La Procura ha chiuso le indagini nei confronti di Roberto Tronca, accusato nel 2018 di aver fatto in modo che della droga entrasse all’Arginone, convincendo un detenuto italiano a far versare dai suoi familiari mille euro sul conto di una donna marocchina (con la scusa che servivano per pagare un avvocato) che venne poi arrestata nel febbraio di quell’anno proprio mentre cercava di consegnare al fidanzato una piccola partita di hashish durante una visita in carcere, nonché di aver malmenato proprio quest’ultimo per farsi dire il nome dei fornitori esterno.
L’avviso di chiusura delle indagini notificato nei giorni scorsi a Tronca non fa più riferimento allo spaccio, anche se rimangono le pesanti accuse di violenza e lesioni con l’aggravante di aver agito con odio razziale.
Secondo la posizione sempre sostenuta da Tronca, la sua unica attività è stata quella di darsi da fare per interrompere l’ingresso dello stupefacente all’Arginone dopo che le prime attività d’indagine caddero nel vuoto, anche quelle con l’uso delle unità cinofile.

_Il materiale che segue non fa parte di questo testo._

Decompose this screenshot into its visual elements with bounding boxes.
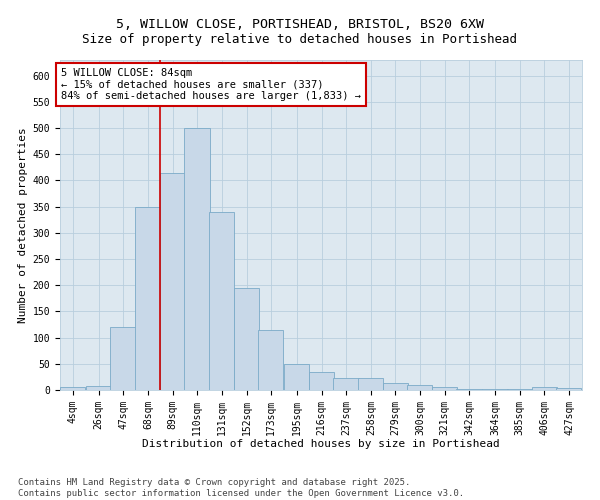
Text: Contains HM Land Registry data © Crown copyright and database right 2025.
Contai: Contains HM Land Registry data © Crown c… <box>18 478 464 498</box>
Bar <box>284 364 309 390</box>
X-axis label: Distribution of detached houses by size in Portishead: Distribution of detached houses by size … <box>142 439 500 449</box>
Y-axis label: Number of detached properties: Number of detached properties <box>19 127 28 323</box>
Bar <box>184 128 209 390</box>
Bar <box>258 330 283 390</box>
Bar <box>383 382 408 390</box>
Bar <box>482 389 508 390</box>
Bar <box>532 388 557 390</box>
Bar <box>334 378 359 390</box>
Bar <box>86 386 111 390</box>
Text: 5 WILLOW CLOSE: 84sqm
← 15% of detached houses are smaller (337)
84% of semi-det: 5 WILLOW CLOSE: 84sqm ← 15% of detached … <box>61 68 361 101</box>
Bar <box>432 387 457 390</box>
Bar <box>233 288 259 390</box>
Bar <box>209 212 234 390</box>
Bar <box>135 206 160 390</box>
Text: 5, WILLOW CLOSE, PORTISHEAD, BRISTOL, BS20 6XW: 5, WILLOW CLOSE, PORTISHEAD, BRISTOL, BS… <box>116 18 484 30</box>
Bar <box>358 378 383 390</box>
Bar <box>110 327 136 390</box>
Bar <box>160 172 185 390</box>
Bar <box>457 389 482 390</box>
Bar <box>556 388 581 390</box>
Bar <box>308 372 334 390</box>
Bar <box>60 388 85 390</box>
Text: Size of property relative to detached houses in Portishead: Size of property relative to detached ho… <box>83 32 517 46</box>
Bar <box>407 385 433 390</box>
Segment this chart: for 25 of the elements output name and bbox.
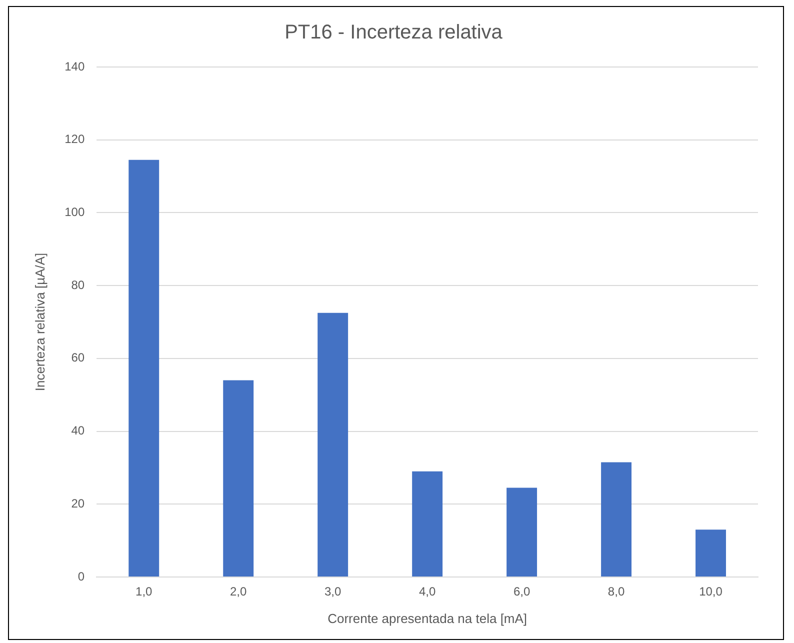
y-tick-label: 40	[71, 424, 85, 438]
x-tick-label: 2,0	[230, 584, 248, 599]
x-tick-label: 6,0	[513, 584, 530, 599]
y-tick-label: 140	[64, 59, 85, 74]
y-tick-label: 20	[71, 496, 85, 510]
x-tick-label: 3,0	[324, 584, 342, 599]
y-tick-label: 120	[64, 132, 85, 146]
bar	[128, 160, 160, 576]
x-tick-label: 8,0	[608, 584, 625, 599]
y-axis-title: Incerteza relativa [µA/A]	[32, 252, 48, 392]
bar	[223, 380, 254, 576]
bar	[601, 462, 632, 576]
y-tick-label: 80	[71, 278, 85, 292]
bar	[696, 530, 726, 576]
x-tick-label: 4,0	[418, 584, 436, 599]
bar	[412, 471, 443, 576]
y-tick-label: 100	[64, 205, 85, 220]
bar	[506, 488, 538, 576]
x-tick-label: 1,0	[136, 584, 153, 599]
y-tick-label: 0	[78, 569, 85, 584]
x-tick-label: 10,0	[699, 584, 723, 599]
chart-title: PT16 - Incerteza relativa	[284, 22, 504, 44]
x-axis-title: Corrente apresentada na tela [mA]	[328, 610, 528, 626]
y-tick-label: 60	[71, 350, 85, 365]
bar	[318, 312, 348, 576]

Mentre l’accusa di aver picchiato il detenuto sarebbe solo una vendetta dello stesso per averlo scoperto.
“C’è soddisfazione perché l’attività difensiva ha portata a un avviso conclusione con meno capi d’incolpazione e non è stato contestato quello più infamante e grave per un agente di polizia penitenziaria che ha sempre servito in maniera onorevole e che ha uno stato di servizio impeccabile – commenta l’avvocato Denis Lovison, che difende Tronca -. Dimostreremo ogni estraneità anche alle altre contestazioni, perché un appartenente alle forze dell’ordine se fa qualche cosa in più per estirpare un traffico di droga non deve essere indagato, ma premiato”.